Quelle essence de bois pour la structure ?
La structure étant au contact permanent de l’humidité, elle exige un bois classe 4 minimum. Le pin traité autoclave reste le plus économique ; le douglas purgé d’aubier offre un bon compromis naturel ; les essences exotiques (ipé, cumaru) et l’aluminium garantissent la plus grande longévité.
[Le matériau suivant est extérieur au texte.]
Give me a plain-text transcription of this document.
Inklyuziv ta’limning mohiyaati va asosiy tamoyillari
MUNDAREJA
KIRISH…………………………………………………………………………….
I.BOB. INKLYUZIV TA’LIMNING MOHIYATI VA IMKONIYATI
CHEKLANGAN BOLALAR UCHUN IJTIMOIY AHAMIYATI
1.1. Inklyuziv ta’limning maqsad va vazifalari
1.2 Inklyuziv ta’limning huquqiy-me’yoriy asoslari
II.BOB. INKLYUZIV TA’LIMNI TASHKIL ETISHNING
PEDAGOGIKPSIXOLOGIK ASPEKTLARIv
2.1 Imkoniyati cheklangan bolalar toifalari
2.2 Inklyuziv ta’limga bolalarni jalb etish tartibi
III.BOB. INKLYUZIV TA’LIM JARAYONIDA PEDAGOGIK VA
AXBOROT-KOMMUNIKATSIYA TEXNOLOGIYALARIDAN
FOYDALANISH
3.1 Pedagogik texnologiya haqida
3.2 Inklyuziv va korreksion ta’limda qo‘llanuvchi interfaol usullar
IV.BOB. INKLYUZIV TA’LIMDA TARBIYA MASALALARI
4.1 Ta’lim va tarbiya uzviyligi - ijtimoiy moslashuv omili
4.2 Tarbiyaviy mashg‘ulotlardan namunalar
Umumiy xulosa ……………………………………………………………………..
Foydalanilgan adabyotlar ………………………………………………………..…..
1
Le choix de la structure doit être cohérent avec celui des lames, comme le rappelle notre comparatif des bois de terrasse.
| Matériau structure | Durée de vie | Coût relatif |
|---|---|---|
| Pin autoclave classe 4 | 10 à 15 ans | € |
| Douglas purgé d’aubier | 15 à 20 ans | €€ |
| Aluminium | 30 ans et + | €€€ |
Pente, ventilation et drainage : les points critiques
Une terrasse en bois se dégrade par l’eau stagnante. Trois précautions l’évitent. Une pente de 1 à 2 % dans le sens des lames évacue la pluie. Une lame d’air sous la structure (assurée par les plots) ventile le bois et le fait sécher entre deux pluies. Enfin, un géotextile sur lit de graviers empêche les remontées capillaires. Négliger l’un de ces trois points, c’est réduire de moitié la durée de vie de l’ouvrage.
⚠ Attention : ne posez jamais les lambourdes directement en contact avec le sol ou une dalle sans cale. Le bois qui touche un support humide en permanence pourrit en quelques années, même traité classe 4.
Poser la structure soi-même : étapes clés
Le montage d’une structure sur plots suit une logique simple : préparer et niveler le sol, dérouler le géotextile et les graviers, positionner les plots selon le calepinage, régler leur hauteur pour créer la pente, poser et fixer les lambourdes, puis vérifier la planéité à la règle avant de visser les lames. La rigueur sur le réglage des plots et le respect de l’entraxe fait toute la différence entre une terrasse qui grince et une terrasse qui dure.